TVGuide's Roush's Week in Review
Sep. 10th, 2010 12:17 pmInstant Classic TV: Mad Men
I haven't been able to stop thinking about Sunday's episode of Mad Men, regarded by many as the high point of the season to date and a series peak as well, a blistering tour de force for Jon Hamm and Elisabeth Moss, who now have dynamite entries for their Emmy reel next year. (This season has been particularly strong for Moss, as Peggy Olson comes into her own.) "The Suitcase," so masterfully penned by Matthew Weiner that it wouldn't be a surprise to see him at the Emmy podium yet again next year, felt like watching a three-act play — or maybe a three-ring circus veering from drama to comedy back to drama, or perhaps an emotional heavyweight bout that went on much longer — and with more actual ferocity — than the legendary Cassius Clay-Sonny Liston rematch knockdown of May 1965.
So many mood swings, so much remarkable writing and acting. It's Peggy's 26th birthday, a reminder of how much future there is for this on-the-rise career woman and what a contrast she presents to Don Draper's season-long midlife malaise, exacerbated by the sorrowful news that his beloved Anna Draper has died back in California. Bereft and alone, he needs someone to confide in and unload on during this dark night of the soul, and that would be his long-suffering protégé and former secretary. (Under the pretext of brainstorming a new Samsonite ad, Don corrals Peggy to stay late, upsetting her birthday dinner plans.
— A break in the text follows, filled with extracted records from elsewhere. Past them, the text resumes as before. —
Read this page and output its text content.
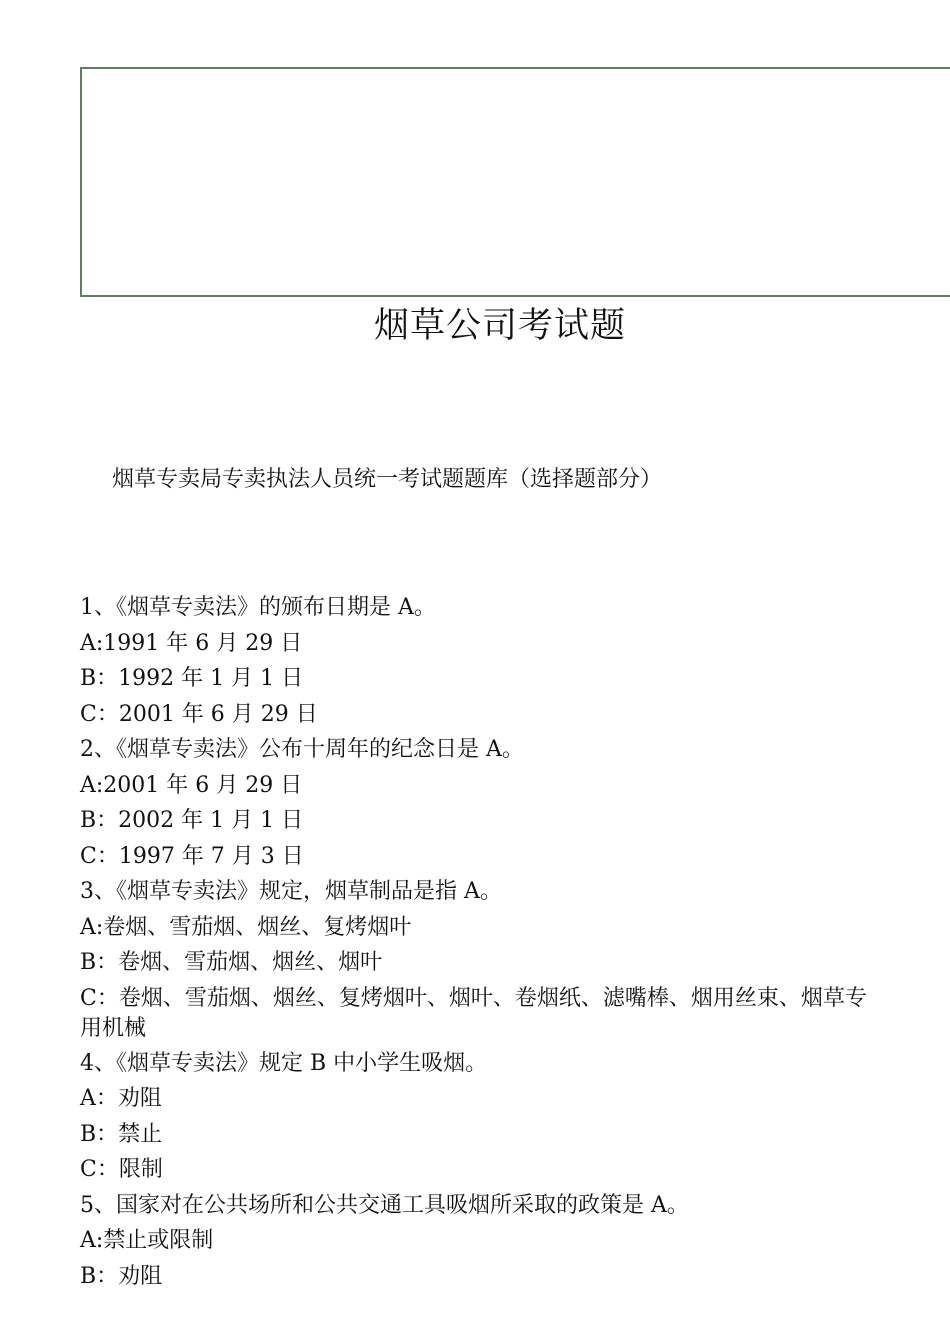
烟草公司考试题
烟草专卖局专卖执法人员统一考试题题库（选择题部分）
1、《烟草专卖法》的颁布日期是 A。
A:1991 年 6 月 29 日
B：1992 年 1 月 1 日
C：2001 年 6 月 29 日
2、《烟草专卖法》公布十周年的纪念日是 A。
A:2001 年 6 月 29 日
B：2002 年 1 月 1 日
C：1997 年 7 月 3 日
3、《烟草专卖法》规定，烟草制品是指 A。
A:卷烟、雪茄烟、烟丝、复烤烟叶
B：卷烟、雪茄烟、烟丝、烟叶
C：卷烟、雪茄烟、烟丝、复烤烟叶、烟叶、卷烟纸、滤嘴棒、烟用丝束、烟草专用机械
4、《烟草专卖法》规定 B 中小学生吸烟。
A：劝阻
B：禁止
C：限制
5、国家对在公共场所和公共交通工具吸烟所采取的政策是 A。
A:禁止或限制
B：劝阻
Which turns out to be a blessing of sorts, since her hopelessly outmatched beau has invited her awful family along as a (dreadful) surprise. So much for that doomed relationship. And then there's Peggy's awkward ties to Duck, the show's most pathetically fallen ad man who tries to woo her with a pipe dream of a joint business venture but can't fool her acute loser radar. Duck's drunken, nearly scatological late-night visit to the new firm, capped by the sad slapstick of Duck's and Don's fisticuffs, puts a seeming end to that relationship as well.
Given all that transpires during the episode, the yelling and the laughing (over Roger's dictated memoirs) and the crying and the drinking, all the sound and fury that could be bottled up no longer, the relationship that grows strongest is Don's and Peggy's. He finally reveals bits of his cloaked past to the woman he saw through one of her worst (and to most, still secret) periods of despair. He starts the ball rolling early on by telling her, "I'm glad that this is an environment where you feel free to fail," but later comes to realize that in her presence, he's in an environment where he feels free to fall apart.<
What an outstanding hour of TV drama. (And what's more, who can look at the hilarious Ida Blankenship the same way without seeing the former "queen of perversions" as the office hellcat of yore? What a hoot.) I could quote from this episode all day, but would rather just go back and watch it again.
DOUBLE TAKE: The Vampire Diaries
How much fun is Nina Dobrev having in her dual role as good girl Elena and evil vampire Katherine on The Vampire Diaries? Now it's not only Damon Salvatore who's getting all the good lines. "Kiss me or kill me. We both know you're only capable of one," she taunts Damon, seducing him and ravaging him, then wrecking him with the news (no surprise to us) that "It was always Stefan." (To which all self-respecting Vampire Diaries fans respond: Are you freaking blind? Anyway.) The second-season premiere was the kickiest and sexiest guilty-pleasure hour of the week!